Com uma sinopse curiosa, o livro me chamou atenção, porém as minhas altas expectativas não foram atendidas. A existência de um enredo interessante é inegável, mas a forma com foi escrito me desapontou. Sempre apreciei livros com comparações inteligentes e sensíveis e muitas vezes julguei autores por elas, pois creio serem parte responsáveis pela magia dos livros. Talvez este tenha sido um dos causadores de meu desagrado, o livro é repleto de comparações longas e sem sentido, as quais precisei ler diversas vezes para poder compreender (e muitas não consegui). Contudo, há outros motivos: a detalhada descrição dos acontecimentos e do cenário – além das diversas comparações – prejudicam na construção dos picos de tensão; a falta de aprofundamento dos personagens e a escrita caótica e desconexa; mas principalmente e o fim inconclusivo, parece ter sido escrito às pressas.

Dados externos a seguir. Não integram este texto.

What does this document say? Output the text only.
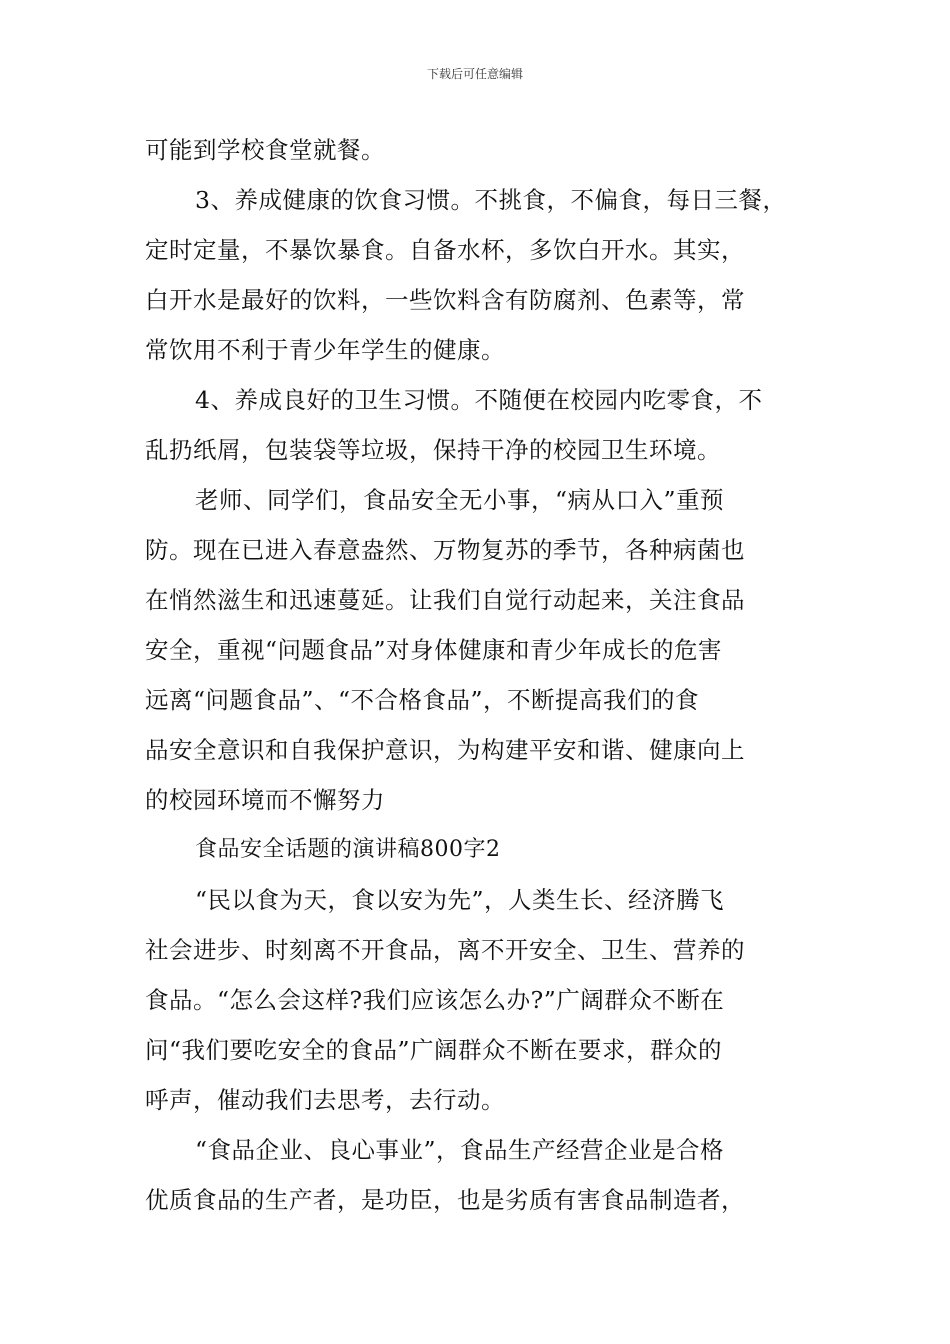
下载后可任意编辑

可能到学校食堂就餐。

3、养成健康的饮食习惯。不挑食，不偏食，每日三餐，
定时定量，不暴饮暴食。自备水杯，多饮白开水。其实，
白开水是最好的饮料，一些饮料含有防腐剂、色素等，常
常饮用不利于青少年学生的健康。

4、养成良好的卫生习惯。不随便在校园内吃零食，不
乱扔纸屑，包装袋等垃圾，保持干净的校园卫生环境。

老师、同学们，食品安全无小事，“病从口入”重预
防。现在已进入春意盎然、万物复苏的季节，各种病菌也
在悄然滋生和迅速蔓延。让我们自觉行动起来，关注食品
安全，重视“问题食品”对身体健康和青少年成长的危害
远离“问题食品”、“不合格食品”，不断提高我们的食
品安全意识和自我保护意识，为构建平安和谐、健康向上
的校园环境而不懈努力

食品安全话题的演讲稿800字2

“民以食为天，食以安为先”，人类生长、经济腾飞
社会进步、时刻离不开食品，离不开安全、卫生、营养的
食品。“怎么会这样?我们应该怎么办?”广阔群众不断在
问“我们要吃安全的食品”广阔群众不断在要求，群众的
呼声，催动我们去思考，去行动。

“食品企业、良心事业”，食品生产经营企业是合格
优质食品的生产者，是功臣，也是劣质有害食品制造者，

"Então, vê agora por que os livros são tão odiados e temidos? Eles mostram os poros no rosto da vida. As pessoas acomodadas só querem rostos de cera, sem poros, sem pelos, sem expressão."

- Fahrenheit 451

 

Enfim, o livro é confuso por si só, dando a impressão de que o autor se esquece que o leitores não vivem naquele mundo e não sabem nada sobre ele. Todavia, para justificar minha opinião impopular, posso estar interpretando minha insatisfação de forma equivoca e na verdade, o livro é ótimo e talvez, eu não apenas pude compreende-lo.

É uma leitura árdua, cansativa e confusa, mas intrigante, reflexiva e as vezes genial, como na escolha do título, o qual apresenta a temperatura em que o papel queima.